Speedy spatial data access using OGC Web Feature Service and Python

occassional data hobbist
3 min readMar 24, 2024

--

Location of Landslide Incidents in Hong Kong

Spatial data can be found in virtual infrastructure, the so-called Spatial Data Infrastructure (SDI). However, it normally has substantial data size, and thus, accessing tremendous spatial data online is always a challenge. To avoid overloading the system, such infrastructure would restrict people from accessing or downloading the entire dataset in one go.
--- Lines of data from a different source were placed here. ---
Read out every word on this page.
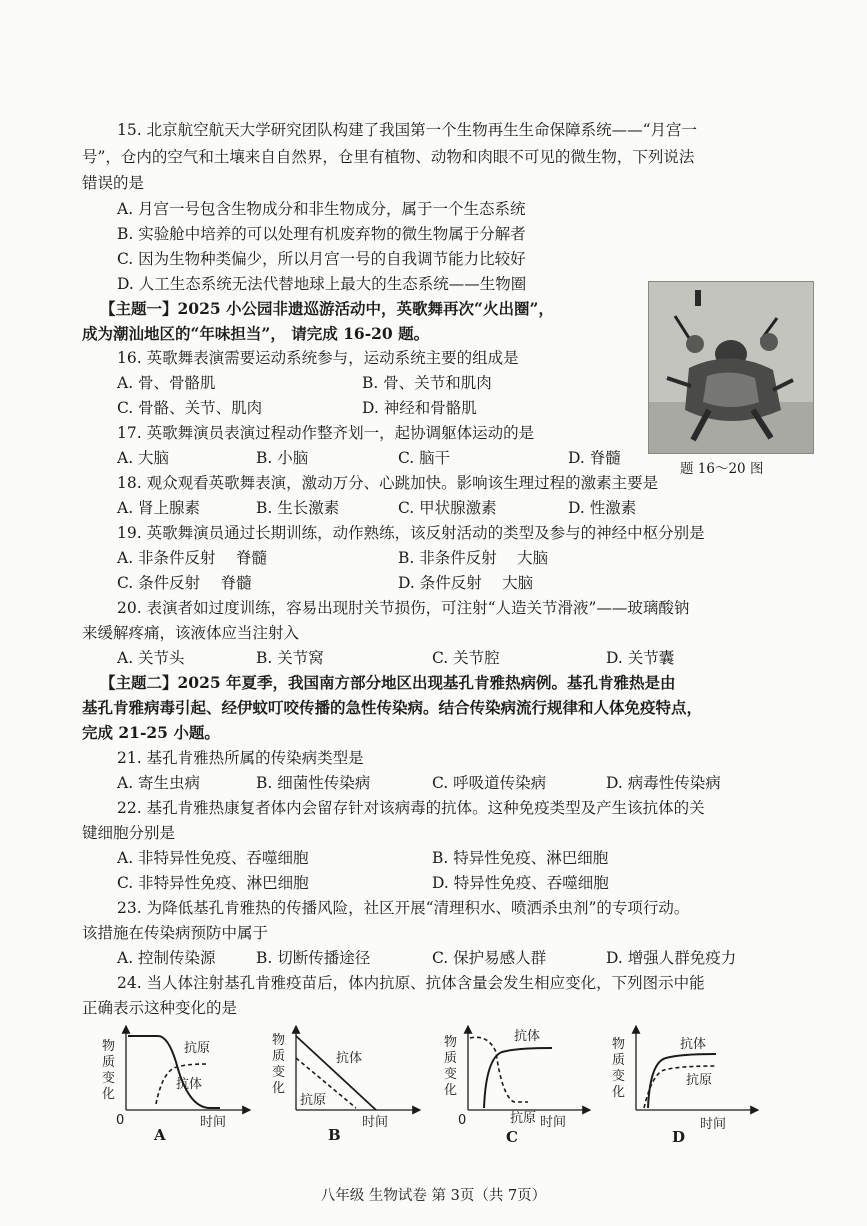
15. 北京航空航天大学研究团队构建了我国第一个生物再生生命保障系统——“月宫一
号”，仓内的空气和土壤来自自然界，仓里有植物、动物和肉眼不可见的微生物，下列说法
错误的是
A. 月宫一号包含生物成分和非生物成分，属于一个生态系统
B. 实验舱中培养的可以处理有机废弃物的微生物属于分解者
C. 因为生物种类偏少，所以月宫一号的自我调节能力比较好
D. 人工生态系统无法代替地球上最大的生态系统——生物圈
【主题一】2025 小公园非遗巡游活动中，英歌舞再次“火出圈”，
成为潮汕地区的“年味担当”， 请完成 16-20 题。
题 16～20 图
16. 英歌舞表演需要运动系统参与，运动系统主要的组成是
A. 骨、骨骼肌	B. 骨、关节和肌肉
C. 骨骼、关节、肌肉	D. 神经和骨骼肌
17. 英歌舞演员表演过程动作整齐划一，起协调躯体运动的是
A. 大脑	B. 小脑	C. 脑干	D. 脊髓
18. 观众观看英歌舞表演，激动万分、心跳加快。影响该生理过程的激素主要是
A. 肾上腺素	B. 生长激素	C. 甲状腺激素	D. 性激素
19. 英歌舞演员通过长期训练，动作熟练，该反射活动的类型及参与的神经中枢分别是
A. 非条件反射　 脊髓	B. 非条件反射　 大脑
C. 条件反射　 脊髓	D. 条件反射　 大脑
20. 表演者如过度训练，容易出现肘关节损伤，可注射“人造关节滑液”——玻璃酸钠
来缓解疼痛，该液体应当注射入
A. 关节头	B. 关节窝	C. 关节腔	D. 关节囊
【主题二】2025 年夏季，我国南方部分地区出现基孔肯雅热病例。基孔肯雅热是由
基孔肯雅病毒引起、经伊蚊叮咬传播的急性传染病。结合传染病流行规律和人体免疫特点，
完成 21-25 小题。
21. 基孔肯雅热所属的传染病类型是
A. 寄生虫病	B. 细菌性传染病	C. 呼吸道传染病	D. 病毒性传染病
22. 基孔肯雅热康复者体内会留存针对该病毒的抗体。这种免疫类型及产生该抗体的关
键细胞分别是
A. 非特异性免疫、吞噬细胞	B. 特异性免疫、淋巴细胞
C. 非特异性免疫、淋巴细胞	D. 特异性免疫、吞噬细胞
23. 为降低基孔肯雅热的传播风险，社区开展“清理积水、喷洒杀虫剂”的专项行动。
该措施在传染病预防中属于
A. 控制传染源	B. 切断传播途径	C. 保护易感人群	D. 增强人群免疫力
24. 当人体注射基孔肯雅疫苗后，体内抗原、抗体含量会发生相应变化，下列图示中能
正确表示这种变化的是
物
质
变
化
0	时间
抗原
抗体
A
物
质
变
化
时间
抗体
抗原
B
物
质
变
化
0	时间
抗体
抗原
C
物
质
变
化
时间
抗体
抗原
D
八年级 生物试卷 第 3页（共 7页）
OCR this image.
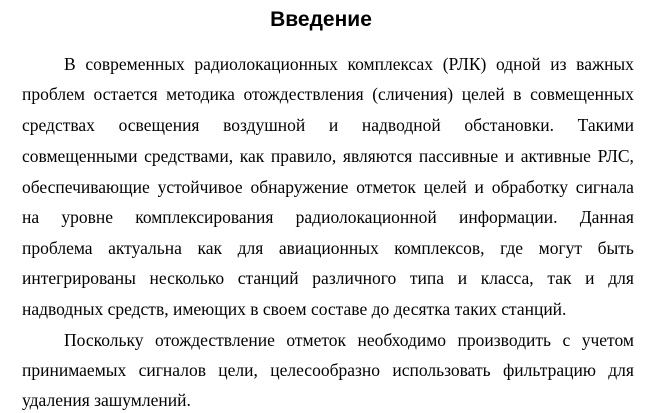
Введение
В современных радиолокационных комплексах (РЛК) одной из важных
проблем остается методика отождествления (сличения) целей в совмещенных
средствах освещения воздушной и надводной обстановки. Такими
совмещенными средствами, как правило, являются пассивные и активные РЛС,
обеспечивающие устойчивое обнаружение отметок целей и обработку сигнала
на уровне комплексирования радиолокационной информации. Данная
проблема актуальна как для авиационных комплексов, где могут быть
интегрированы несколько станций различного типа и класса, так и для
надводных средств, имеющих в своем составе до десятка таких станций.
Поскольку отождествление отметок необходимо производить с учетом
принимаемых сигналов цели, целесообразно использовать фильтрацию для
удаления зашумлений.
Using the Location of Landslide Incidents in Hong Kong as an example, it has 10,072 records. However, the Web Feature Service (WFS) can return 10,000 records per query at most.

import geopandas as gpd
import requests
import geojson
from owslib.wfs import WebFeatureService
from urllib.parse import urlencode

# URL for WFS copied from CSDI portal
url = "https://portal.csdi.gov.hk/server/services/common/"
"cedd_rcd_1640249280153_17521/MapServer/WFSServer"

# Initialize owslib.wfs
wfs = WebFeatureService(url=url)

# Fetch the layer name using owslib.wfs
layer_name = list(wfs.contents)[-1]

# Specify the parameters for fetching the data
# Service: Service type, e.g. WFS, WMS
# Request: GetFeature operation supportred by WFS
# typeName: Layer name
# outputFormat: you guess.
# Count: specify amount of rows to return (e.g. 10000 or 100)
# startIndex: specifies at which offset to start returning rows
params = dict(
service='WFS',
version="2.0.0",
request='GetFeature',
typeName=layer_name,
outputFormat='geojson',
# count=2000,
startIndex=0)

query_params = urlencode(params)
query_url = f"{url}?{query_params}"

# Return a geoDataFrame
gdf = gpd.GeoDataFrame.from_features(geojson.loads
(requests.get(query_url).content), crs="EPSG:4326")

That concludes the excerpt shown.